Humans are considered an accidental host for this worm species and while living in a person, the parasite will not reach maturity. S. erinaceieuropae infections – known as sparganosis – are most likely to be imported from areas like China.

Spirometra erinaceieuropae can affect the brain and spinal chord John M/flickr, CC BY-SA

Some of us may have heard of the recent case of a British man who had headaches, seizures and memory loss for four years, which later was found to be caused by S. erinaceieuropae. This parasite has been reported only 300 times worldwide in the last half century and had never been seen in the UK before that case.

Infection is acquired by drinking water containing infected crustaceans, by ingesting raw infected reptiles or frogs or by using a raw frog poultice to cure sore eyes.
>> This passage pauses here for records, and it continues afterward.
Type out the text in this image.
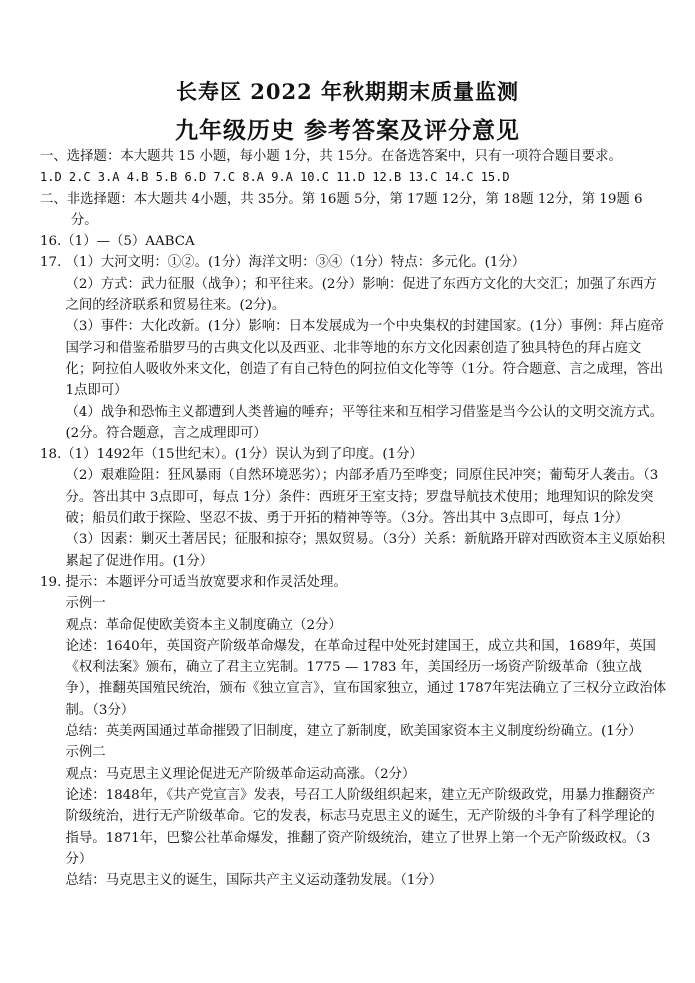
长寿区 2022 年秋期期末质量监测
九年级历史 参考答案及评分意见

一、选择题：本大题共 15 小题，每小题 1分，共 15分。在备选答案中，只有一项符合题目要求。

1.D 2.C 3.A 4.B 5.B 6.D 7.C 8.A 9.A 10.C 11.D 12.B 13.C 14.C 15.D

二、非选择题：本大题共 4小题，共 35分。第 16题 5分，第 17题 12分，第 18题 12分，第 19题 6分。

16.（1）—（5）AABCA

17. （1）大河文明：①②。(1分）海洋文明：③④（1分）特点：多元化。(1分）

（2）方式：武力征服（战争）；和平往来。(2分）影响：促进了东西方文化的大交汇；加强了东西方之间的经济联系和贸易往来。(2分)。

（3）事件：大化改新。(1分）影响：日本发展成为一个中央集权的封建国家。(1分）事例：拜占庭帝国学习和借鉴希腊罗马的古典文化以及西亚、北非等地的东方文化因素创造了独具特色的拜占庭文化；阿拉伯人吸收外来文化，创造了有自己特色的阿拉伯文化等等（1分。符合题意、言之成理，答出 1点即可）

（4）战争和恐怖主义都遭到人类普遍的唾弃；平等往来和互相学习借鉴是当今公认的文明交流方式。(2分。符合题意，言之成理即可）

18.（1）1492年（15世纪末）。(1分）误认为到了印度。(1分）

（2）艰难险阻：狂风暴雨（自然环境恶劣）；内部矛盾乃至哗变；同原住民冲突；葡萄牙人袭击。（3分。答出其中 3点即可，每点 1分）条件：西班牙王室支持；罗盘导航技术使用；地理知识的除发突破；船员们敢于探险、坚忍不拔、勇于开拓的精神等等。（3分。答出其中 3点即可，每点 1分）

（3）因素：剿灭土著居民；征服和掠夺；黑奴贸易。（3分）关系：新航路开辟对西欧资本主义原始积累起了促进作用。(1分）

19. 提示：本题评分可适当放宽要求和作灵活处理。

示例一

观点：革命促使欧美资本主义制度确立（2分）

论述：1640年，英国资产阶级革命爆发，在革命过程中处死封建国王，成立共和国，1689年，英国《权利法案》颁布，确立了君主立宪制。1775 — 1783 年，美国经历一场资产阶级革命（独立战争），推翻英国殖民统治，颁布《独立宣言》，宣布国家独立，通过 1787年宪法确立了三权分立政治体制。（3分）

总结：英美两国通过革命摧毁了旧制度，建立了新制度，欧美国家资本主义制度纷纷确立。(1分）

示例二

观点：马克思主义理论促进无产阶级革命运动高涨。（2分）

论述：1848年，《共产党宣言》发表，号召工人阶级组织起来，建立无产阶级政党，用暴力推翻资产阶级统治，进行无产阶级革命。它的发表，标志马克思主义的诞生，无产阶级的斗争有了科学理论的指导。1871年，巴黎公社革命爆发，推翻了资产阶级统治，建立了世界上第一个无产阶级政权。（3分）

总结：马克思主义的诞生，国际共产主义运动蓬勃发展。（1分）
Spirometrainfections are characterised by the appearance of large nodules below the skin and swelling of the muscles which control eye movement. Infection can also involve the brain and spinal cord. Diagnosis of infection is achieved by biopsy of the lesion, imaging and diagnostic methods.

While parasitic brain infections are not common they do occur and pose great diagnostic and therapeutic challenges. Diseases caused by them should not be regarded as neglected or exotic, because human cases have recently reported and in countries with a high standard of comprehensive health and medical services. Understanding host-parasite interaction is a fundamental step in the development interventions and treatments for these parasitic horrors.